O jornal Folha do Comércio, acatando a ideia sugerida por seu leitor, abriu as suas páginas para que as sugestões fossem manifestadas; e como era mesmo de se esperar, muitos foram os nomes de pessoas e datas recomendados para a denominação na nova avenida.
Os principais nomes propostos que mereceram a concordância e adesão da população foram: Avenida Dr. Pedro Pereira e Avenida 25 de Outubro.
Para o nome de Avenida Dr. Pedro Pereira argumentavam os que patrocinavam essa indicação. Seria uma homenagem ao deputado Pedro Pereira da Silva Guimarães, aracatiense que no Parlamento Brasileiro em sessão de 4 de junho de 1852, ergueu a voz em prol do elemento servil. Os defensores dessa indicação reforçavam suas justificativas, relembrando fatos do passado, quando o Diretório Emancipador dos escravos de Aracati, reunidos na Câmara Municipal em 2 de junho de 1883, data em que foram libertados os escravos em nossa cidade, 5 anos antes da lei Áurea; se fez uma grande reverência ao deputado Pedro Pereira, inclusive com a ideia lançada na ocasião de se erguer um monumento em sua homenagem.
A outra recomendação com bastante apoio popular foi Avenida 25 de Outubro. Numa alusão a data em que Aracati em 1842 passou então a cidade.
Outras designações que foram sufragadas no plebiscito mencionavam o nome do Barão do Rio Branco e a data de 13 de maio, como sendo também merecedores da titulação da nova avenida.
Enquanto os aracatienses discutiam e votavam em plebiscito qual o nome mais merecedor e justo que deveria receber a principal obra de embelezamento da cidade, os serviços da construção seguiam como noticiava a imprensa em outubro de 1911, através das colunas dos jornais: “Vão bastante adiantados os trabalhos da avenida, já estando ladrilhado o passeio central e em condições de ser cimentado. Tendo sido iniciado o ladrilho dos passeios laterais.”
ACONTECEU...
Aqueles que estiveram presentes, embevecidos, jamais esqueceram daquele domingo 5 de novembro de 1911, quando os dobrados e marchas da Banda Zaranza acompanharam a inauguração da “feérica iluminação da luz de acetileno que se destinava a iluminar o mimoso logradouro. A iluminação produziu magnífico efeito” era a exclamação geral.
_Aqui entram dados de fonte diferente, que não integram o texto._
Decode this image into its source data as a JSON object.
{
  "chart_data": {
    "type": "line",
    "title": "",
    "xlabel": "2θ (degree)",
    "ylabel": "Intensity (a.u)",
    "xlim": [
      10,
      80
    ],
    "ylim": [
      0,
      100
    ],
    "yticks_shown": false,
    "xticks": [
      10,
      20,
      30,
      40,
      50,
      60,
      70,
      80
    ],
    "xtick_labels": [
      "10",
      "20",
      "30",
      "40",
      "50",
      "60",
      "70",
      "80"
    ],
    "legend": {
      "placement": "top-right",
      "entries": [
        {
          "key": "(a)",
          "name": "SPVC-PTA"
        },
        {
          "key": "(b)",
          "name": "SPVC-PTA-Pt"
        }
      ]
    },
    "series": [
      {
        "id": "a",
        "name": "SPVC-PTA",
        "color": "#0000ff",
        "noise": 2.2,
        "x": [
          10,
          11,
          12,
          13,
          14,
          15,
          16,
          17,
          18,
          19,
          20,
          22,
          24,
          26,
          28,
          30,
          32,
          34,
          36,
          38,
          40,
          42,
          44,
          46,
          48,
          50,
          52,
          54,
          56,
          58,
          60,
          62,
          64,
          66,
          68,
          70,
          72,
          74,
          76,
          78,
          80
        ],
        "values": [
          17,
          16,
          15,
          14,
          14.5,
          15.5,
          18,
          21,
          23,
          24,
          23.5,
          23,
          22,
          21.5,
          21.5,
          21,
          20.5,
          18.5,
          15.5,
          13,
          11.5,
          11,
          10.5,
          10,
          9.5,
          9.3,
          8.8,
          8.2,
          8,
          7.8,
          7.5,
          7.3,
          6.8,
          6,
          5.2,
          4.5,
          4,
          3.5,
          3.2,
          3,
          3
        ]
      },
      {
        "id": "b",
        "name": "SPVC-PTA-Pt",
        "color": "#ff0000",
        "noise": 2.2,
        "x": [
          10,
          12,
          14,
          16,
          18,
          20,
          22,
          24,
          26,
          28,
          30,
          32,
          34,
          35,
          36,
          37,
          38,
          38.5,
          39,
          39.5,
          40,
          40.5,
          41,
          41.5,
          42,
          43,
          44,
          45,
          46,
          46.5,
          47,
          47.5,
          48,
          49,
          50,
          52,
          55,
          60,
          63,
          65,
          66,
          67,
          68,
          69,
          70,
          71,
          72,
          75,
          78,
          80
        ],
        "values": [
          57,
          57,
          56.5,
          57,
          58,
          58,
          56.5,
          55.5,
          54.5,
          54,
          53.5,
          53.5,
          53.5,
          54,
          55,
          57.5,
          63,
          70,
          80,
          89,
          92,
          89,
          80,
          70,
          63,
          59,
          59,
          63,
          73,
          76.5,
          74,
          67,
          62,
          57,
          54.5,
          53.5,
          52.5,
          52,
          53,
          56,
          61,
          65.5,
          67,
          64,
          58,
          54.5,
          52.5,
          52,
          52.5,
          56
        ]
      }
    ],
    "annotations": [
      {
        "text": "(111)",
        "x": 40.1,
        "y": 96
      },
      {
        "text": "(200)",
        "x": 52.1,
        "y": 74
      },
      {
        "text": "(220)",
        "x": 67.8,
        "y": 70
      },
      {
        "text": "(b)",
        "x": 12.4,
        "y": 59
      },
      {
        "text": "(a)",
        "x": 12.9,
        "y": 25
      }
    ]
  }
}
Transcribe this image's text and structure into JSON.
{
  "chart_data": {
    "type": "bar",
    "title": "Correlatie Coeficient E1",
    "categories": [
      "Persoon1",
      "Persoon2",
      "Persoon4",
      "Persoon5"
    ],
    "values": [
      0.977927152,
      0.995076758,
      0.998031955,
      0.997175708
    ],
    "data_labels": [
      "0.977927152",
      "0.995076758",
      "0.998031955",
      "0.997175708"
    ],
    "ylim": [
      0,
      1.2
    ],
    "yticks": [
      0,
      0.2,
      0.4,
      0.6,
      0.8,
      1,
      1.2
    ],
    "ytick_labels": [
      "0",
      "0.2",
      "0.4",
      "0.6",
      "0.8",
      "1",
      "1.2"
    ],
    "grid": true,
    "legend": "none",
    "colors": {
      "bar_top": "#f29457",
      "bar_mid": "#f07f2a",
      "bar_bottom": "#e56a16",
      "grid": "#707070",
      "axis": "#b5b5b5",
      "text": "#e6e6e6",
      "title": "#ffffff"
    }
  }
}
Foram momentos de grande contentamento para a família aracatiense que compareceu em massa prestigiando o inesquecível acontecimento. Nesse dia, segundo os colunistas sociais, o “high-life”- como se dizia na época - da elite da nossa melhor sociedade, compareceu em toda sua exuberância dando um grande brilhantismo a essa noite de festas...
FINALMENTE...
No dia 24 de dezembro de 1911, já merecidamente titulada: Avenida Dr. Leite - José Leite Barbosa sócio da Fábrica Santa Tereza -; por ter sido ele, o mais entusiasmado benfeitor e destacado contribuinte para a realização dessa obra, foi finalmente aberta ao público.
Nessa ocasião, o elegante Café Goiana, que se tornou o point da escol mocidade aracatiense, foi também inaugurado na mesma avenida.
As bandas Zaranza e Euterpe Operária tocaram vários números dos seus repertórios, enquanto o povo circulava pelos passeios da nova e aprazível avenida até as primeiras chamadas do sino da igreja para a Missa do Galo, que seria celebrada na Matriz pelo Padre Domingos de Castro.